$\newcommand{\dd}{\text{d}}$
In the proof of symmetry of Green's function, Evans uses this estimate. Green's function is defined as $G(x,y) := \Phi(y-x) + \phi^x$, where $\Phi$ is the fundamental solution for Laplace's equation, and $\phi^x$ is the corrector function, depending on the geometry and satisfying $\Delta \phi^x = 0$ in $\Omega$ and $\phi^x(y) = G(x,y)$ on $\partial \Omega$.
How does one obtain the factor $\varepsilon^{n-1}$ in the following estimate $$\bigg|\int_{ \partial B_\varepsilon(x) } \frac{\partial G(x,z)}{\partial \nu} \, G(y,z) \, \dd \sigma(z) \bigg| \leq C \, \varepsilon^{n-1} \, \lVert G(x,y) \rVert_{L^\infty(\partial B_\varepsilon(x))} \overset{ \varepsilon \to 0}{\to} 0$$
I remember from previous sections, that $|\nabla \Phi(x)| \leq C \, |x|^{1-n}$, but I am not sure if this helps.

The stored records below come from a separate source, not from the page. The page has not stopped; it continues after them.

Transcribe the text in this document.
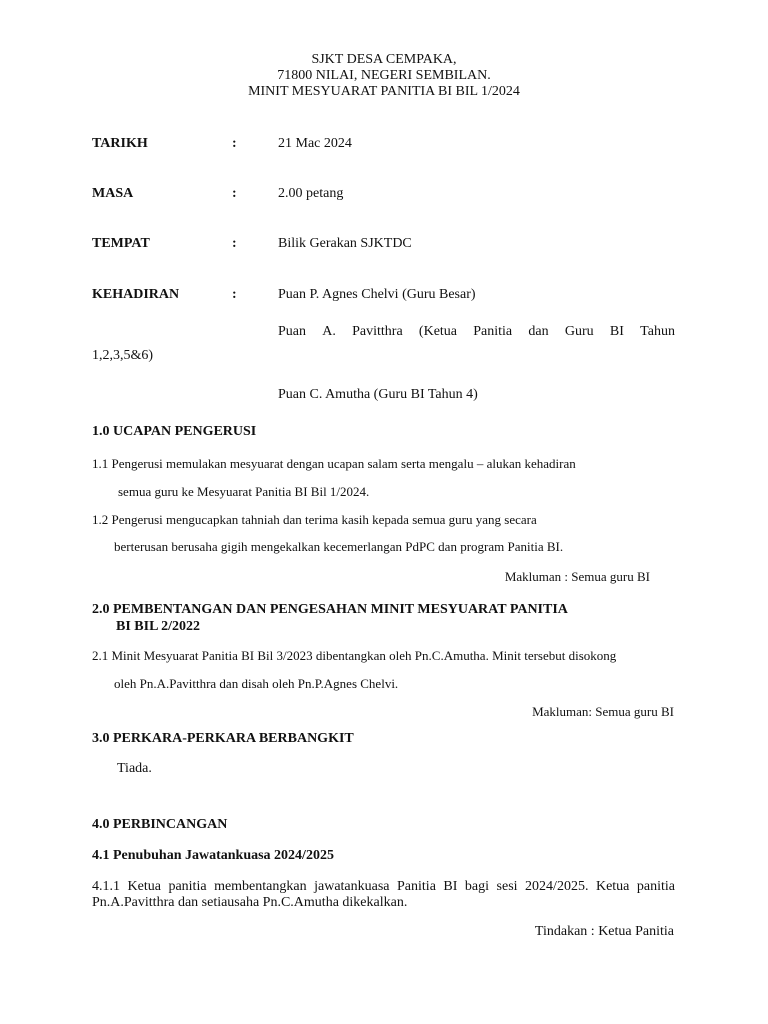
SJKT DESA CEMPAKA,
71800 NILAI, NEGERI SEMBILAN.
MINIT MESYUARAT PANITIA BI BIL 1/2024
TARIKH	:	21 Mac 2024
MASA	:	2.00 petang
TEMPAT	:	Bilik Gerakan SJKTDC
KEHADIRAN	:	Puan P. Agnes Chelvi (Guru Besar)
Puan A. Pavitthra (Ketua Panitia dan Guru BI Tahun
1,2,3,5&6)
Puan C. Amutha (Guru BI Tahun 4)
1.0 UCAPAN PENGERUSI
1.1 Pengerusi memulakan mesyuarat dengan ucapan salam serta mengalu – alukan kehadiran
semua guru ke Mesyuarat Panitia BI Bil 1/2024.
1.2 Pengerusi mengucapkan tahniah dan terima kasih kepada semua guru yang secara
berterusan berusaha gigih mengekalkan kecemerlangan PdPC dan program Panitia BI.
Makluman : Semua guru BI
2.0 PEMBENTANGAN DAN PENGESAHAN MINIT MESYUARAT PANITIA
BI BIL 2/2022
2.1 Minit Mesyuarat Panitia BI Bil 3/2023 dibentangkan oleh Pn.C.Amutha. Minit tersebut disokong
oleh Pn.A.Pavitthra dan disah oleh Pn.P.Agnes Chelvi.
Makluman: Semua guru BI
3.0 PERKARA-PERKARA BERBANGKIT
Tiada.
4.0 PERBINCANGAN
4.1 Penubuhan Jawatankuasa 2024/2025
4.1.1 Ketua panitia membentangkan jawatankuasa Panitia BI bagi sesi 2024/2025. Ketua panitia Pn.A.Pavitthra dan setiausaha Pn.C.Amutha dikekalkan.
Tindakan : Ketua Panitia
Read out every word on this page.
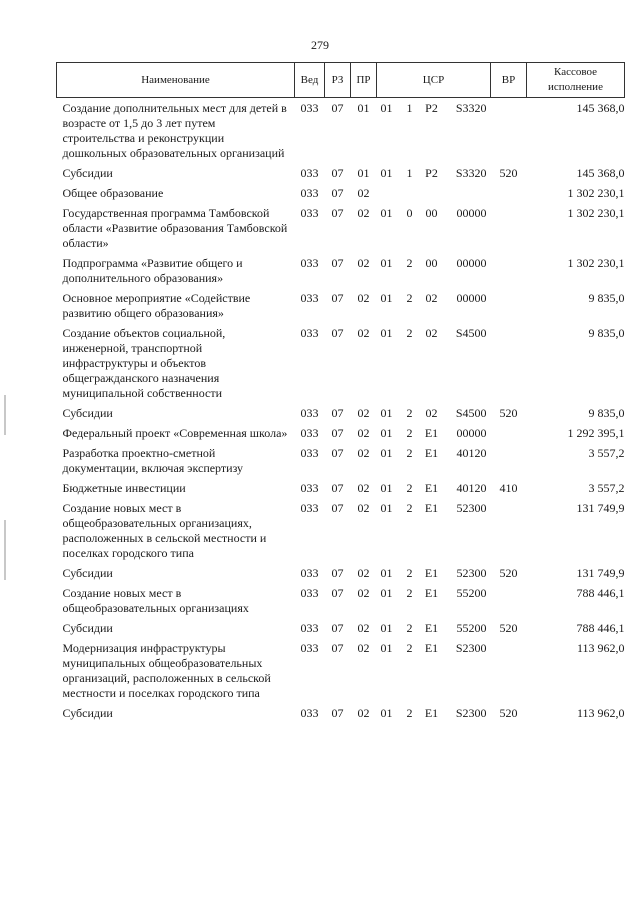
279
Наименование	Вед	РЗ	ПР	ЦСР	ВР	Кассовое исполнение
Создание дополнительных мест для детей в возрасте от 1,5 до 3 лет путем строительства и реконструкции дошкольных образовательных организаций	033	07	01	01 1 P2 S3320		145 368,0
Субсидии	033	07	01	01 1 P2 S3320	520	145 368,0
Общее образование	033	07	02			1 302 230,1
Государственная программа Тамбовской области «Развитие образования Тамбовской области»	033	07	02	01 0 00 00000		1 302 230,1
Подпрограмма «Развитие общего и дополнительного образования»	033	07	02	01 2 00 00000		1 302 230,1
Основное мероприятие «Содействие развитию общего образования»	033	07	02	01 2 02 00000		9 835,0
Создание объектов социальной, инженерной, транспортной инфраструктуры и объектов общегражданского назначения муниципальной собственности	033	07	02	01 2 02 S4500		9 835,0
Субсидии	033	07	02	01 2 02 S4500	520	9 835,0
Федеральный проект «Современная школа»	033	07	02	01 2 E1 00000		1 292 395,1
Разработка проектно-сметной документации, включая экспертизу	033	07	02	01 2 E1 40120		3 557,2
Бюджетные инвестиции	033	07	02	01 2 E1 40120	410	3 557,2
Создание новых мест в общеобразовательных организациях, расположенных в сельской местности и поселках городского типа	033	07	02	01 2 E1 52300		131 749,9
Субсидии	033	07	02	01 2 E1 52300	520	131 749,9
Создание новых мест в общеобразовательных организациях	033	07	02	01 2 E1 55200		788 446,1
Субсидии	033	07	02	01 2 E1 55200	520	788 446,1
Модернизация инфраструктуры муниципальных общеобразовательных организаций, расположенных в сельской местности и поселках городского типа	033	07	02	01 2 E1 S2300		113 962,0
Субсидии	033	07	02	01 2 E1 S2300	520	113 962,0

Thanks for any thoughts on this!
I believe the source of your confusion is that you have mixed up the $x$ and $y$ in Evans' proof. The estimate he claims is $$ \left\vert \int_{\partial B(x,\epsilon)} \frac{\partial w}{\partial \nu} v dS\right\vert \le C \epsilon^{n-1} \sup_{\partial B(x,\epsilon)} |v| = o(1) $$ where (and here is the key part) $$ w(z) = G(y,z) \text{ and } v(z) = G(x,z). $$
Consequently, near $x$, the function $w(z) = G(y,z)$ is smooth, and so the first order derivatives are bounded. Thus we may assume that $\epsilon < \epsilon_0$ and bound $$ \left\vert \int_{\partial B(x,\epsilon)} \frac{\partial w}{\partial \nu} v dS\right\vert \le n \alpha(n) \epsilon^{n-1} \sup_{\partial B(x,\epsilon_0)} |\nabla w| \sup_{\partial B(x,\epsilon)} |v| \le C \epsilon^{n-1} \sup_{\partial B(x,\epsilon)} |v| = o(1). $$ Here the appearance of $\epsilon^{n-1}$ is simply due to the surface area of $\partial B(x,\epsilon)$. The fact that the resulting estimate is $o(1)$ relies on bounds for the fundamental solution to the Laplacian (as in the previous sections in Evans) and the fact that the corrector function is harmonic and hence smooth.